界人はサルバスに質問したが、そうだろうと確信していた。界人がオタク的な知識を持っているからではなく、つい最近にもこの世界に来る直前に教室で見たからだ。


サルバスが魔法陣の縁に軽く触れると薄く魔法陣がひかり、コップの中に水が溜まっていた。 


「ええ、これは水を召喚する魔術の魔法陣です。この円の中に入る器の水を呼び出すことが出来ます」


その光景を見て、界人は歓喜した。この世界に来て、有り得ないことはもう何度も体験しているがそれでも驚かずにはいられない。だって男の子だから。


「この水はちゃんと飲める物ですよ。カイト様もやってみますか?」


サルバスも界人がうずうずしているのが分かったので提案した。


「勿論!やらせて下さい!」


それから界人は何度も水をコップに召喚しては飲んで召喚しては飲んでと繰り返した。


「うっ・・・もう無理。さすがに腹がちゃぽんちゃぽんで苦しい・・・」


自業自得なのでサルバスも苦笑している。


「では本日はこれをお見せして最後にいたしましょうか」


サルバスはそう言うと、界人が召喚してコップに入ったままの水に向けて手を翳し一言―――


「ファイヤーボール」


サルバスの手のひらからビー玉ぐらいのサイズの火球が飛び出し、ゆっくりとコップの中に入った。すると水はたちまち水蒸気をあげながら消えた。


「今のが魔法というものですか?サルバスさん!」


界人は目を丸くし、魔法陣の時以上に初めて見た魔法に興奮していた。


だがこの場にサルバス以外にもファイヤーボールが使える魔法師がいた場合、絶句ししばらく動くことも出来ず己の技量を恥じたことだろう。

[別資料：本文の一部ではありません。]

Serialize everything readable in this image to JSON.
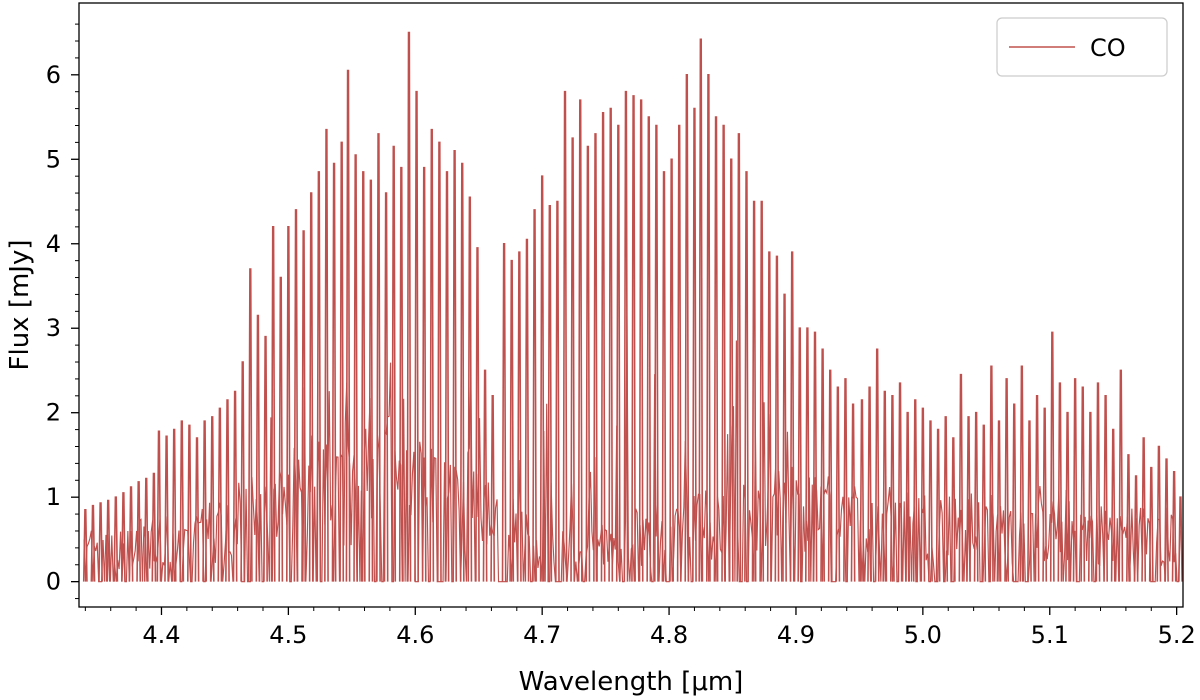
{
  "chart_data": {
    "type": "line",
    "title": "",
    "xlabel": "Wavelength [μm]",
    "ylabel": "Flux [mJy]",
    "xlim": [
      4.335,
      5.205
    ],
    "ylim": [
      -0.3,
      6.85
    ],
    "x_ticks": [
      {
        "value": 4.4,
        "label": "4.4"
      },
      {
        "value": 4.5,
        "label": "4.5"
      },
      {
        "value": 4.6,
        "label": "4.6"
      },
      {
        "value": 4.7,
        "label": "4.7"
      },
      {
        "value": 4.8,
        "label": "4.8"
      },
      {
        "value": 4.9,
        "label": "4.9"
      },
      {
        "value": 5.0,
        "label": "5.0"
      },
      {
        "value": 5.1,
        "label": "5.1"
      },
      {
        "value": 5.2,
        "label": "5.2"
      }
    ],
    "y_ticks": [
      {
        "value": 0,
        "label": "0"
      },
      {
        "value": 1,
        "label": "1"
      },
      {
        "value": 2,
        "label": "2"
      },
      {
        "value": 3,
        "label": "3"
      },
      {
        "value": 4,
        "label": "4"
      },
      {
        "value": 5,
        "label": "5"
      },
      {
        "value": 6,
        "label": "6"
      }
    ],
    "grid": false,
    "legend": {
      "position": "top-right"
    },
    "series": [
      {
        "name": "CO",
        "color": "#c0504d",
        "lines": [
          {
            "x": 4.34,
            "y": 0.85
          },
          {
            "x": 4.346,
            "y": 0.9
          },
          {
            "x": 4.352,
            "y": 0.93
          },
          {
            "x": 4.358,
            "y": 0.96
          },
          {
            "x": 4.364,
            "y": 1.0
          },
          {
            "x": 4.37,
            "y": 1.05
          },
          {
            "x": 4.376,
            "y": 1.12
          },
          {
            "x": 4.382,
            "y": 1.18
          },
          {
            "x": 4.388,
            "y": 1.22
          },
          {
            "x": 4.394,
            "y": 1.28
          },
          {
            "x": 4.398,
            "y": 1.78
          },
          {
            "x": 4.404,
            "y": 1.72
          },
          {
            "x": 4.41,
            "y": 1.8
          },
          {
            "x": 4.416,
            "y": 1.9
          },
          {
            "x": 4.422,
            "y": 1.85
          },
          {
            "x": 4.428,
            "y": 1.7
          },
          {
            "x": 4.434,
            "y": 1.9
          },
          {
            "x": 4.44,
            "y": 1.95
          },
          {
            "x": 4.446,
            "y": 2.05
          },
          {
            "x": 4.452,
            "y": 2.15
          },
          {
            "x": 4.458,
            "y": 2.25
          },
          {
            "x": 4.464,
            "y": 2.6
          },
          {
            "x": 4.47,
            "y": 3.7
          },
          {
            "x": 4.476,
            "y": 3.15
          },
          {
            "x": 4.482,
            "y": 2.9
          },
          {
            "x": 4.488,
            "y": 4.2
          },
          {
            "x": 4.494,
            "y": 3.6
          },
          {
            "x": 4.5,
            "y": 4.2
          },
          {
            "x": 4.506,
            "y": 4.4
          },
          {
            "x": 4.512,
            "y": 4.15
          },
          {
            "x": 4.518,
            "y": 4.6
          },
          {
            "x": 4.524,
            "y": 4.85
          },
          {
            "x": 4.53,
            "y": 5.35
          },
          {
            "x": 4.536,
            "y": 4.95
          },
          {
            "x": 4.542,
            "y": 5.2
          },
          {
            "x": 4.547,
            "y": 6.05
          },
          {
            "x": 4.553,
            "y": 5.05
          },
          {
            "x": 4.559,
            "y": 4.85
          },
          {
            "x": 4.565,
            "y": 4.75
          },
          {
            "x": 4.571,
            "y": 5.3
          },
          {
            "x": 4.577,
            "y": 4.6
          },
          {
            "x": 4.583,
            "y": 5.15
          },
          {
            "x": 4.589,
            "y": 4.9
          },
          {
            "x": 4.595,
            "y": 6.5
          },
          {
            "x": 4.601,
            "y": 5.8
          },
          {
            "x": 4.607,
            "y": 4.9
          },
          {
            "x": 4.613,
            "y": 5.35
          },
          {
            "x": 4.619,
            "y": 5.2
          },
          {
            "x": 4.625,
            "y": 4.85
          },
          {
            "x": 4.631,
            "y": 5.1
          },
          {
            "x": 4.637,
            "y": 4.95
          },
          {
            "x": 4.643,
            "y": 4.55
          },
          {
            "x": 4.649,
            "y": 3.95
          },
          {
            "x": 4.655,
            "y": 2.5
          },
          {
            "x": 4.661,
            "y": 2.2
          },
          {
            "x": 4.67,
            "y": 4.0
          },
          {
            "x": 4.676,
            "y": 3.8
          },
          {
            "x": 4.682,
            "y": 3.9
          },
          {
            "x": 4.688,
            "y": 4.05
          },
          {
            "x": 4.694,
            "y": 4.4
          },
          {
            "x": 4.7,
            "y": 4.8
          },
          {
            "x": 4.706,
            "y": 4.45
          },
          {
            "x": 4.712,
            "y": 4.5
          },
          {
            "x": 4.718,
            "y": 5.8
          },
          {
            "x": 4.724,
            "y": 5.25
          },
          {
            "x": 4.73,
            "y": 5.7
          },
          {
            "x": 4.736,
            "y": 5.15
          },
          {
            "x": 4.742,
            "y": 5.3
          },
          {
            "x": 4.748,
            "y": 5.55
          },
          {
            "x": 4.754,
            "y": 5.6
          },
          {
            "x": 4.76,
            "y": 5.4
          },
          {
            "x": 4.766,
            "y": 5.8
          },
          {
            "x": 4.772,
            "y": 5.75
          },
          {
            "x": 4.778,
            "y": 5.7
          },
          {
            "x": 4.784,
            "y": 5.5
          },
          {
            "x": 4.79,
            "y": 5.4
          },
          {
            "x": 4.796,
            "y": 4.85
          },
          {
            "x": 4.802,
            "y": 5.0
          },
          {
            "x": 4.808,
            "y": 5.4
          },
          {
            "x": 4.814,
            "y": 6.0
          },
          {
            "x": 4.82,
            "y": 5.6
          },
          {
            "x": 4.825,
            "y": 6.42
          },
          {
            "x": 4.831,
            "y": 6.0
          },
          {
            "x": 4.837,
            "y": 5.5
          },
          {
            "x": 4.843,
            "y": 5.4
          },
          {
            "x": 4.849,
            "y": 5.0
          },
          {
            "x": 4.855,
            "y": 5.3
          },
          {
            "x": 4.861,
            "y": 4.85
          },
          {
            "x": 4.867,
            "y": 4.5
          },
          {
            "x": 4.873,
            "y": 4.5
          },
          {
            "x": 4.879,
            "y": 3.9
          },
          {
            "x": 4.885,
            "y": 3.85
          },
          {
            "x": 4.891,
            "y": 3.4
          },
          {
            "x": 4.897,
            "y": 3.9
          },
          {
            "x": 4.903,
            "y": 3.0
          },
          {
            "x": 4.909,
            "y": 3.0
          },
          {
            "x": 4.915,
            "y": 2.95
          },
          {
            "x": 4.921,
            "y": 2.75
          },
          {
            "x": 4.927,
            "y": 2.5
          },
          {
            "x": 4.933,
            "y": 2.3
          },
          {
            "x": 4.939,
            "y": 2.4
          },
          {
            "x": 4.945,
            "y": 2.1
          },
          {
            "x": 4.952,
            "y": 2.15
          },
          {
            "x": 4.958,
            "y": 2.3
          },
          {
            "x": 4.964,
            "y": 2.75
          },
          {
            "x": 4.97,
            "y": 2.25
          },
          {
            "x": 4.976,
            "y": 2.2
          },
          {
            "x": 4.982,
            "y": 2.35
          },
          {
            "x": 4.988,
            "y": 2.0
          },
          {
            "x": 4.994,
            "y": 2.15
          },
          {
            "x": 5.0,
            "y": 2.05
          },
          {
            "x": 5.006,
            "y": 1.9
          },
          {
            "x": 5.012,
            "y": 1.8
          },
          {
            "x": 5.018,
            "y": 1.95
          },
          {
            "x": 5.024,
            "y": 1.7
          },
          {
            "x": 5.03,
            "y": 2.45
          },
          {
            "x": 5.036,
            "y": 1.95
          },
          {
            "x": 5.042,
            "y": 2.0
          },
          {
            "x": 5.048,
            "y": 1.85
          },
          {
            "x": 5.054,
            "y": 2.55
          },
          {
            "x": 5.06,
            "y": 1.9
          },
          {
            "x": 5.066,
            "y": 2.4
          },
          {
            "x": 5.072,
            "y": 2.1
          },
          {
            "x": 5.078,
            "y": 2.55
          },
          {
            "x": 5.084,
            "y": 1.9
          },
          {
            "x": 5.09,
            "y": 2.2
          },
          {
            "x": 5.096,
            "y": 2.05
          },
          {
            "x": 5.102,
            "y": 2.95
          },
          {
            "x": 5.108,
            "y": 2.35
          },
          {
            "x": 5.114,
            "y": 2.0
          },
          {
            "x": 5.12,
            "y": 2.4
          },
          {
            "x": 5.126,
            "y": 2.3
          },
          {
            "x": 5.132,
            "y": 2.0
          },
          {
            "x": 5.138,
            "y": 2.35
          },
          {
            "x": 5.144,
            "y": 2.2
          },
          {
            "x": 5.15,
            "y": 1.8
          },
          {
            "x": 5.156,
            "y": 2.5
          },
          {
            "x": 5.162,
            "y": 1.5
          },
          {
            "x": 5.168,
            "y": 1.25
          },
          {
            "x": 5.174,
            "y": 1.7
          },
          {
            "x": 5.18,
            "y": 1.35
          },
          {
            "x": 5.186,
            "y": 1.6
          },
          {
            "x": 5.192,
            "y": 1.45
          },
          {
            "x": 5.198,
            "y": 1.3
          },
          {
            "x": 5.203,
            "y": 1.0
          }
        ],
        "background": [
          {
            "x": 4.34,
            "y": 0.5
          },
          {
            "x": 4.37,
            "y": 0.6
          },
          {
            "x": 4.4,
            "y": 0.6
          },
          {
            "x": 4.43,
            "y": 0.7
          },
          {
            "x": 4.46,
            "y": 0.9
          },
          {
            "x": 4.49,
            "y": 1.2
          },
          {
            "x": 4.52,
            "y": 1.4
          },
          {
            "x": 4.55,
            "y": 1.5
          },
          {
            "x": 4.58,
            "y": 1.6
          },
          {
            "x": 4.61,
            "y": 1.5
          },
          {
            "x": 4.64,
            "y": 1.3
          },
          {
            "x": 4.67,
            "y": 0.9
          },
          {
            "x": 4.7,
            "y": 0.6
          },
          {
            "x": 4.73,
            "y": 0.5
          },
          {
            "x": 4.76,
            "y": 0.6
          },
          {
            "x": 4.79,
            "y": 0.8
          },
          {
            "x": 4.82,
            "y": 0.9
          },
          {
            "x": 4.85,
            "y": 1.0
          },
          {
            "x": 4.88,
            "y": 1.0
          },
          {
            "x": 4.91,
            "y": 1.05
          },
          {
            "x": 4.94,
            "y": 1.0
          },
          {
            "x": 4.97,
            "y": 0.95
          },
          {
            "x": 5.0,
            "y": 0.9
          },
          {
            "x": 5.03,
            "y": 0.85
          },
          {
            "x": 5.06,
            "y": 0.85
          },
          {
            "x": 5.09,
            "y": 0.8
          },
          {
            "x": 5.12,
            "y": 0.8
          },
          {
            "x": 5.15,
            "y": 0.75
          },
          {
            "x": 5.18,
            "y": 0.75
          },
          {
            "x": 5.203,
            "y": 0.7
          }
        ]
      }
    ]
  }
}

本来ファイヤーボールとは20~50センチぐらいの大きさで標的に当たると火が燃え広がり熱ダメージを与える魔法である。それをビー玉サイズまで圧縮しコップを割らずに水をあっという間に蒸発させる技量は一介の魔法師ではとても真似が出来ないだろう。


(恐らくファイヤーボールって魔法は普通の攻撃魔法だよな?それをこんな使い方、普通はしないよな。魔法ってのはこんな事もできるのか、やっぱすげー!)


そんなことを知らない界人であるが、魔法が魔術よりも精度が上だと言ったサルバスの発言の意味をなんとなく理解していた。